= Donald Stuart (Australian author) =

Australian Novelist (1913–1983)

Donald Robert Stuart (13 September 1913 – 25 August 1983) was an Australian novelist whose works include stories with Aboriginal backgrounds, and a series recounting his experience as a prisoner of war in Burma in World War II.

==Early career==
Donald Stuart was born in Cottesloe, Western Australia and apart from his time spent overseas during World War II, he lived all his life in that state. His father was Julian Stuart, a poet and activist, and he was the brother of Lyndall Hadow, also a writer. Stuart left home at age 14 and began a career as a swagman (an itinerant who wandered the roads seeking casual work). He travelled through much of northern Western Australia finding work on cattle stations and it was during these years that he came into close contact with Aborigines.

==The war years==
Stuart volunteered at the start of World War II for the 2nd Australian Imperial Force. He saw service in the Middle East as a 2/3rd Machine Gunner and then in Java, Indonesia, where he was captured by the Japanese. He then spent three and a half years as a POW. Along with Weary Dunlop, he was sent to work on the Burma Railway, a purgatory from which many did not return. In Stuart's own words:

"We built a railway from near Bangkok to near Rangoon—thousands of us POWs starved, scourged, racked with malaria, dysentery, beri-beri, pellagra and stinking tropical ulcers that ate a leg to the bone."

==Writing career==
Stuart's first novel, Yandy, was published to critical acclaim in 1959. It became a modest best seller and was studied at the high school level in some Australian school systems. The events take place against the background of the 1946 Pilbara strike. The book was to set the tone for others that followed, causing literary critic Adam Shoemaker to write:

"Donald Stuart probably comes the closest of any White Australian writer during this period to a sensitive depiction of the Aboriginal people as Aboriginal human beings."

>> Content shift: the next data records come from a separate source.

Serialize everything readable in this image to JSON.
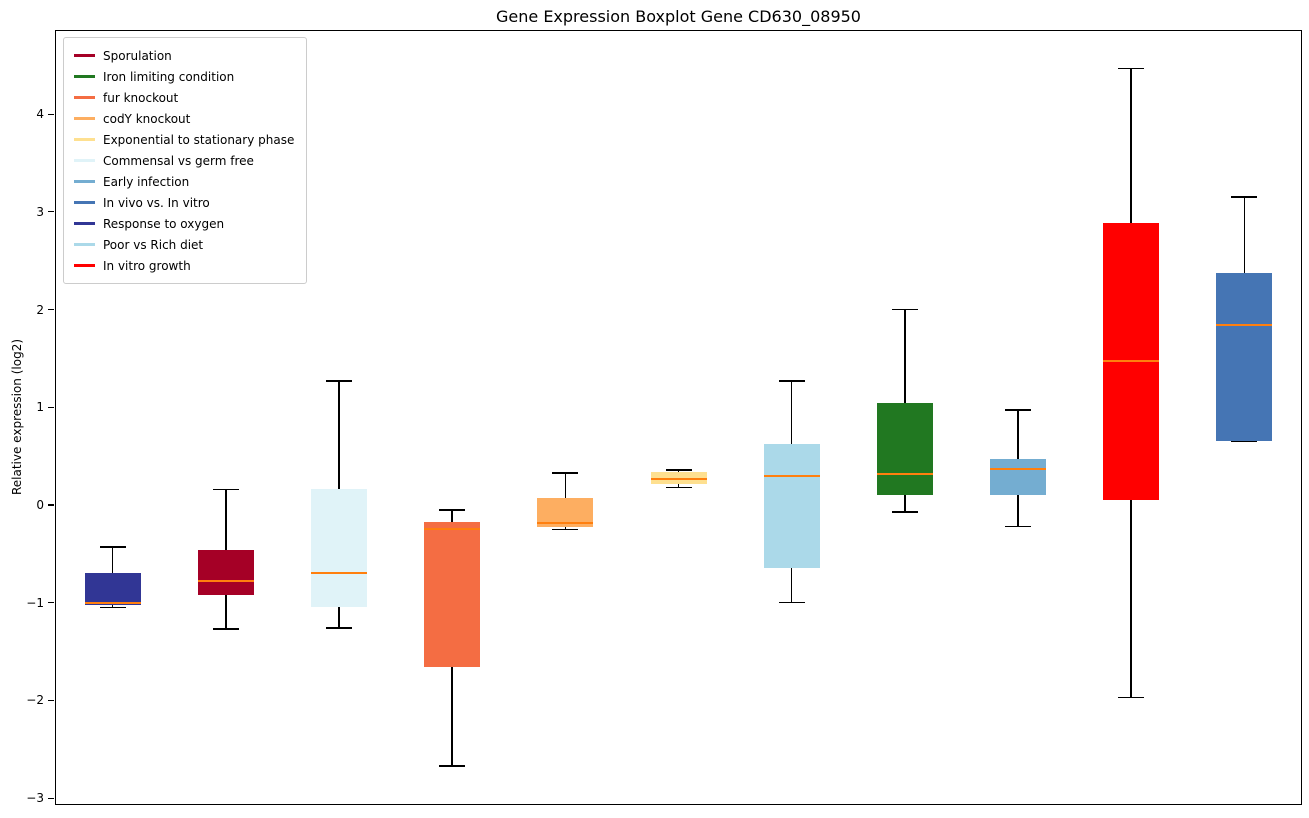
{
  "chart_data": {
    "type": "boxplot",
    "title": "Gene Expression Boxplot Gene CD630_08950",
    "ylabel": "Relative expression (log2)",
    "ylim": [
      -3.07,
      4.86
    ],
    "yticks": [
      4,
      3,
      2,
      1,
      0,
      -1,
      -2,
      -3
    ],
    "grid": false,
    "legend_position": "upper left",
    "median_color": "#ff7f0e",
    "whisker_color": "#000000",
    "legend": [
      {
        "label": "Sporulation",
        "color": "#a50026"
      },
      {
        "label": "Iron limiting condition",
        "color": "#217821"
      },
      {
        "label": "fur knockout",
        "color": "#f46d43"
      },
      {
        "label": "codY knockout",
        "color": "#fdae61"
      },
      {
        "label": "Exponential to stationary phase",
        "color": "#fee090"
      },
      {
        "label": "Commensal vs germ free",
        "color": "#e0f3f8"
      },
      {
        "label": "Early infection",
        "color": "#74add1"
      },
      {
        "label": "In vivo vs. In vitro",
        "color": "#4575b4"
      },
      {
        "label": "Response to oxygen",
        "color": "#313695"
      },
      {
        "label": "Poor vs Rich diet",
        "color": "#abd9e9"
      },
      {
        "label": "In vitro growth",
        "color": "#ff0000"
      }
    ],
    "series": [
      {
        "name": "Response to oxygen",
        "color": "#313695",
        "whisker_low": -1.05,
        "q1": -1.02,
        "median": -1.0,
        "q3": -0.7,
        "whisker_high": -0.43
      },
      {
        "name": "Sporulation",
        "color": "#a50026",
        "whisker_low": -1.27,
        "q1": -0.92,
        "median": -0.78,
        "q3": -0.46,
        "whisker_high": 0.16
      },
      {
        "name": "Commensal vs germ free",
        "color": "#e0f3f8",
        "whisker_low": -1.26,
        "q1": -1.04,
        "median": -0.7,
        "q3": 0.16,
        "whisker_high": 1.27
      },
      {
        "name": "fur knockout",
        "color": "#f46d43",
        "whisker_low": -2.67,
        "q1": -1.66,
        "median": -0.25,
        "q3": -0.17,
        "whisker_high": -0.05
      },
      {
        "name": "codY knockout",
        "color": "#fdae61",
        "whisker_low": -0.25,
        "q1": -0.23,
        "median": -0.18,
        "q3": 0.07,
        "whisker_high": 0.33
      },
      {
        "name": "Exponential to stationary phase",
        "color": "#fee090",
        "whisker_low": 0.18,
        "q1": 0.22,
        "median": 0.27,
        "q3": 0.34,
        "whisker_high": 0.36
      },
      {
        "name": "Poor vs Rich diet",
        "color": "#abd9e9",
        "whisker_low": -1.0,
        "q1": -0.64,
        "median": 0.3,
        "q3": 0.62,
        "whisker_high": 1.27
      },
      {
        "name": "Iron limiting condition",
        "color": "#217821",
        "whisker_low": -0.07,
        "q1": 0.1,
        "median": 0.32,
        "q3": 1.04,
        "whisker_high": 2.0
      },
      {
        "name": "Early infection",
        "color": "#74add1",
        "whisker_low": -0.22,
        "q1": 0.1,
        "median": 0.37,
        "q3": 0.47,
        "whisker_high": 0.97
      },
      {
        "name": "In vitro growth",
        "color": "#ff0000",
        "whisker_low": -1.97,
        "q1": 0.05,
        "median": 1.47,
        "q3": 2.89,
        "whisker_high": 4.47
      },
      {
        "name": "In vivo vs. In vitro",
        "color": "#4575b4",
        "whisker_low": 0.65,
        "q1": 0.65,
        "median": 1.84,
        "q3": 2.37,
        "whisker_high": 3.15
      }
    ]
  }
}
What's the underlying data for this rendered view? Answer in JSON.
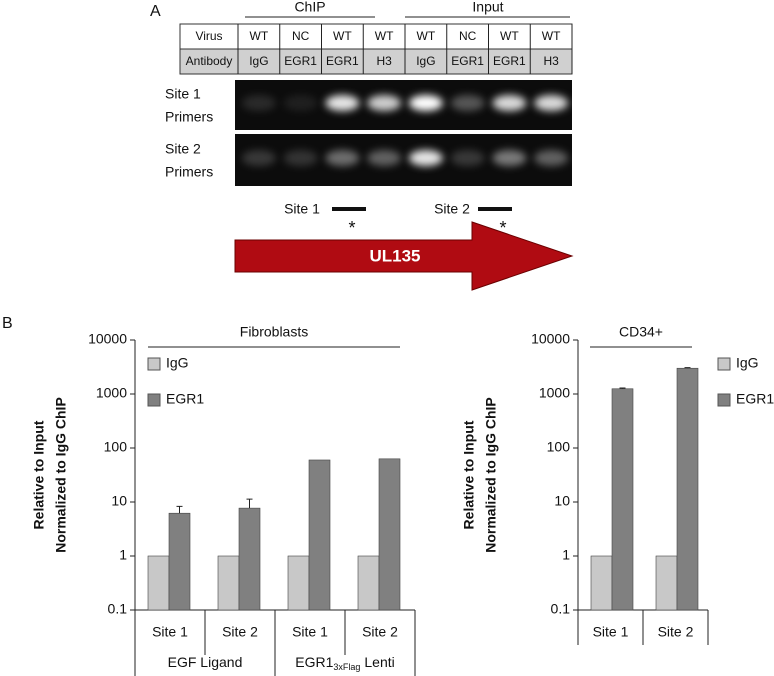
{
  "panel_labels": [
    "A",
    "B"
  ],
  "panel_a": {
    "groups": [
      "ChIP",
      "Input"
    ],
    "row_labels": [
      "Virus",
      "Antibody"
    ],
    "virus": [
      "WT",
      "NC",
      "WT",
      "WT",
      "WT",
      "NC",
      "WT",
      "WT"
    ],
    "antibody": [
      "IgG",
      "EGR1",
      "EGR1",
      "H3",
      "IgG",
      "EGR1",
      "EGR1",
      "H3"
    ],
    "gel_labels": [
      [
        "Site 1",
        "Primers"
      ],
      [
        "Site 2",
        "Primers"
      ]
    ],
    "sites": [
      "Site 1",
      "Site 2"
    ],
    "marker": "*",
    "gene": "UL135"
  },
  "chart_data": [
    {
      "type": "bar",
      "title": "Fibroblasts",
      "y_label": [
        "Relative to Input",
        "Normalized to  IgG ChIP"
      ],
      "categories": [
        "Site 1",
        "Site 2",
        "Site 1",
        "Site 2"
      ],
      "groups": [
        {
          "text": "EGF Ligand"
        },
        {
          "text": "EGR1",
          "subscript": "3xFlag",
          "suffix": "Lenti"
        }
      ],
      "series": [
        {
          "name": "IgG",
          "color": "#c8c8c8",
          "values": [
            1,
            1,
            1,
            1
          ]
        },
        {
          "name": "EGR1",
          "color": "#808080",
          "values": [
            6.2,
            7.7,
            60,
            63
          ],
          "errors": [
            2.1,
            3.6,
            null,
            null
          ]
        }
      ],
      "ylim": [
        0.1,
        10000
      ],
      "yticks": [
        0.1,
        1,
        10,
        100,
        1000,
        10000
      ],
      "log_scale": true,
      "legend": "top-left"
    },
    {
      "type": "bar",
      "title": "CD34+",
      "y_label": [
        "Relative to Input",
        "Normalized to  IgG ChIP"
      ],
      "categories": [
        "Site 1",
        "Site 2"
      ],
      "series": [
        {
          "name": "IgG",
          "color": "#c8c8c8",
          "values": [
            1,
            1
          ]
        },
        {
          "name": "EGR1",
          "color": "#808080",
          "values": [
            1250,
            3000
          ],
          "errors": [
            40,
            80
          ]
        }
      ],
      "ylim": [
        0.1,
        10000
      ],
      "yticks": [
        0.1,
        1,
        10,
        100,
        1000,
        10000
      ],
      "log_scale": true,
      "legend": "right"
    }
  ]
}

Yandy was followed by a series of novels featuring Aboriginal Australians as main characters. In Ilbarana and Malloonkai, Stuart attempts to view the world from the Aboriginal point of view, making him one of the few Australian writers, along with anthropologists such as T. G. H. Strehlow, Charles Pearcy Mountford, Ronald Berndt and Catherine Berndt, to even attempt to come close to a personal knowledge of Aboriginal people.

In 1974, Stuart published the first book in what would become the series known as The Conjuror's Years. Prince of My Country recounts the story of an Aboriginal station owner who makes a success of running his business, against all odds. This was set at a time when Aboriginal people were not allowed to vote, and they were little known for their skill as entrepreneurs. The next book is also pre-war, with the last four books mainly dealing with the war years, and especially the time spent on the Burma–Thailand railway.

==Death==
Donald Stuart died in Broome in 1983.

== Bibliography ==

- Stuart, Donald (1959). "Yandy"
- Stuart, Donald (1961). "The Driven"
- Stuart, Donald (1962). "Yaralie"
- Stuart, Donald R. (1965). "The blue horse"
- Stuart, Donald (1971). "Ilbarana"
- Stuart, Donald (1973). "Morning Star, Evening Star: Tales of Outback Australia"
- Stuart, Donald (1974). "Prince of My Country"
- Stuart, Donald (1975). "Walk, Trot, Canter and Die"
- Stuart, Donald (1976). "Malloonkai"
- Stuart, Donald (1977). "Drought Foal"
- Stuart, Donald (1978). "Wedgetail View"
- Stuart, Donald (1979). "Crank Back on Roller"
- Stuart, Donald (1981). "I Think I'll Live"
- Stuart, Donald (1983). "Broome Landscapes and People, photography by Roger Garwood."